Decker Truck Line Inc., headquartered in Fort Dodge, is doing everything it can to hire and retain drivers and give them a safe, comfortable place to work.

Brad Baaed, chief operating officer, stressed the importance of the approximately 800 drivers working on the road.

“Drivers are key here,” he said. “We have a lot of long term drivers. It takes one big team to move the freight.”

Keeping drivers happy, comfortable and safe when they’re out on the road is critical. The company has recently added a number of extras to the trucks to help their home away from home be more of a home.

One of those initiatives is furry and barks.

“We’re allowing dogs in our trucks,” he said.

That actually required an investment. The company created and provides dog friendly areas at each of its facilities.

Michael Erritt, vice president of operations, said a number of drivers have taken advantage of the new policy and now ride with Rover.

“147 of our drivers have the official papers for a dog,” Erritt said.

Drivers also have a new entertainment option for their time on rest breaks.

“We have EpicVue now,” Baaed said. “It’s direct TV that goes into their trucks.”

There’s more. The trucks are being, or have already been, equipped with microwaves, APU units, double bunks, refrigerator and TV. In addition, a host of new features on the trucks themselves will make them safer and the work better for drivers.

The company is taking driver comfort seriously.

“We try to make the truck as close to home as possible,” Baaed said.

Business is also on the increase.

One of the most recent new customers for the company is the Prestage Foods of Iowa plant near Eagle Grove.

“We’ve got a great working relationship with them,” Erritt said. “It’s a growing company and we’re growing with them.”

The summer months are good for the trucking industry in general, he said. Produce, ice cream and construction products move in much greater quantities then.

“It’s a good time of the year for the trucking industry,” Baaed said.
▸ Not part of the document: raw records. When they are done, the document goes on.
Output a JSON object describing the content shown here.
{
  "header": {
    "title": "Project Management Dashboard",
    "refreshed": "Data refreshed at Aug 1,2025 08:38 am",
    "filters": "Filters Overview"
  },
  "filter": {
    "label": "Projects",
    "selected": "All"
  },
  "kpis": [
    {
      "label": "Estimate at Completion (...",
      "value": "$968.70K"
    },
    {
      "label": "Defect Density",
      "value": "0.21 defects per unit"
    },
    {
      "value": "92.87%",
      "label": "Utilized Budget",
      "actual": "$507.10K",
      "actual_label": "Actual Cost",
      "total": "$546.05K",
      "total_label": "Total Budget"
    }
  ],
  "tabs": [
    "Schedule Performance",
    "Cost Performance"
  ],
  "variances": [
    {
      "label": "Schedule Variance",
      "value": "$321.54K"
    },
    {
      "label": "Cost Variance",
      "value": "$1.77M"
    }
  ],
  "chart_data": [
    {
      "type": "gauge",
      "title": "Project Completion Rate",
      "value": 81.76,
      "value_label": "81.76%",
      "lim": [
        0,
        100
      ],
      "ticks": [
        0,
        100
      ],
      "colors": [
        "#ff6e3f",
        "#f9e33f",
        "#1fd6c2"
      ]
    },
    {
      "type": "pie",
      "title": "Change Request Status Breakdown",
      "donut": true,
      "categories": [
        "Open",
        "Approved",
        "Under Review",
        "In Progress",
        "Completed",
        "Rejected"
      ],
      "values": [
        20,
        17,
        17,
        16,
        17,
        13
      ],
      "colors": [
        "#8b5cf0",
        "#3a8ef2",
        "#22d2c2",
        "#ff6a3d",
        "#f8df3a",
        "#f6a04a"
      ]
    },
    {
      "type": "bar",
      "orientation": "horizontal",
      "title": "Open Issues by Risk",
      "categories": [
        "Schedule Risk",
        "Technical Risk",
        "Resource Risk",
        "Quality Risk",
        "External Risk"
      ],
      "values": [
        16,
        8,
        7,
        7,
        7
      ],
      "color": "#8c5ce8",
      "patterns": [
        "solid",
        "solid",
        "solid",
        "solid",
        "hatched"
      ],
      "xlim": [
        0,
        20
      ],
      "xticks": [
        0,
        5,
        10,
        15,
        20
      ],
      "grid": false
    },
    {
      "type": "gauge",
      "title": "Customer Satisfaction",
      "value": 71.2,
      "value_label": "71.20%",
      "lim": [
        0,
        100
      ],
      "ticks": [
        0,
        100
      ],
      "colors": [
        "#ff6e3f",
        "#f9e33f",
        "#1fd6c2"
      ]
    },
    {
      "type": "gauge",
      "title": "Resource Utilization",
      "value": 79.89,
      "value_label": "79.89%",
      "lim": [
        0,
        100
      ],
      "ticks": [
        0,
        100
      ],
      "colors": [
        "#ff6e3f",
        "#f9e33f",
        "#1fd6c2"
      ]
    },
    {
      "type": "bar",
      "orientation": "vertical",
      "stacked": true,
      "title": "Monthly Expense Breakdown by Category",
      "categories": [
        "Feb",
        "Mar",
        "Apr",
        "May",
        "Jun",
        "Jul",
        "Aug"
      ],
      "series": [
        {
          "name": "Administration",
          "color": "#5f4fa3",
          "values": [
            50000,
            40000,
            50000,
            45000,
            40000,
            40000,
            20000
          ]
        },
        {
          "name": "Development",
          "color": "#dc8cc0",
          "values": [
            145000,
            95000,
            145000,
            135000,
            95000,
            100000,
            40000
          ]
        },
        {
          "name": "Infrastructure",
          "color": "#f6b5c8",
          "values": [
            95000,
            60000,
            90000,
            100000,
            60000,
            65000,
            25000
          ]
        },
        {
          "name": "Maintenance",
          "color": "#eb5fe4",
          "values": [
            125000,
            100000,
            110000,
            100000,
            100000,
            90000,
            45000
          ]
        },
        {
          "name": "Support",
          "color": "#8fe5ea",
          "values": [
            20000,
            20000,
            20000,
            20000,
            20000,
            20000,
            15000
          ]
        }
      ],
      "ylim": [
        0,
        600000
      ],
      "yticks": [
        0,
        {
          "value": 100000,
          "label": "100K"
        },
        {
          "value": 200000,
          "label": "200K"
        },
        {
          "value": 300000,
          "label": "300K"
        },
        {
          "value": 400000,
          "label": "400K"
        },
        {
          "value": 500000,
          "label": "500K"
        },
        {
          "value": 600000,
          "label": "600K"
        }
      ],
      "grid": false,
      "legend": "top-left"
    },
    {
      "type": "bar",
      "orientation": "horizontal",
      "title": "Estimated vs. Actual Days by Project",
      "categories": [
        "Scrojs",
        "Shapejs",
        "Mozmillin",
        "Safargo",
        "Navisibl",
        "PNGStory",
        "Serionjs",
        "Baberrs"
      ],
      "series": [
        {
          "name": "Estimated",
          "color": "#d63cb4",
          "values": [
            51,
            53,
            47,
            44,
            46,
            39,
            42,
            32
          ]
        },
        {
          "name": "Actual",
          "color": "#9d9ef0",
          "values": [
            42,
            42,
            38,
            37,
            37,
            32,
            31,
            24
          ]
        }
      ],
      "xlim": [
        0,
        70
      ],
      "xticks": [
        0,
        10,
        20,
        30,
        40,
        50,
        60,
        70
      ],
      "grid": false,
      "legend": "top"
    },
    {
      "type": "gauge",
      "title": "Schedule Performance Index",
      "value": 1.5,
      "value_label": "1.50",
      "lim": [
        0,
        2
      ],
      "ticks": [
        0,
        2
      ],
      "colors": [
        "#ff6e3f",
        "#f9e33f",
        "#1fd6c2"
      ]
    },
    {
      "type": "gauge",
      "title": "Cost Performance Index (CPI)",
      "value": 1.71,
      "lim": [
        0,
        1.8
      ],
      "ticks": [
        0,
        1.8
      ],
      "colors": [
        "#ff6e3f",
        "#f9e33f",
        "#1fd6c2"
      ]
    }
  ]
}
One of the company’s big innovations on the safety side is the use of the SmartDrive system in all of its trucks.

Rick George, vice president of safety, said the event recording system is a great safety tool.

“It integrates with the active systems in the truck,” George said.

He showed a sample of the video the device records. It takes four pictures of the road ahead and the driver in their seat each second. It also records data such as speed, forward facing radar collision avoidance activation, and other critical data.

In the sample video, a truck approaches a vehicle that’s stopped to make a turn. It slows to a safe stop and there is no collision.

It was all automatic, done by the onboard systems.

“The truck did that,” George said. “It’s lifesaving tech. It is truly amazing technology.”

The recordings are used for other purposes. They’ve been used for drivers to defend themselves against citations and in accidents.

“It’s much more reliable than an eye witness,” George said.

The company is also able to use the recordings to help train drivers to be safer on the road.

“It’s helping our professionals become better,” George said. “It’s very much like reviewing a game tape. It’s a great safety teaching tool.”

Decker’s fleet of trucks have a number of safety technologies on board each one, George said. They include collision avoidance, active cruise control, roll stability, speed gauges, lane departure systems and anti-lock brakes.

The most important safety system is the human behind the wheel, though, and George is proud of them.

“We have the best drivers in the world,” he said.

The company recognizes that, too. They have an active driver of the month and driver of the year program for each division and once a year a driver is chosen as the grand champion driver of the year.

Matt Lynch, director of maintenance operations, is proud of the fleet of new trucks the company provides for their drivers.

One of the changes veteran drivers are seeing is more of the trucks being equipped with automatic transmissions.

“Even the veterans are embracing it,” Lynch said. “They feel less fatigue. Less fatigue equals more concentration.”

They have a few more speeds than most cars. The newest are 12 speed.

“They behave a lot like a car,” he said. “They really do perform very well.”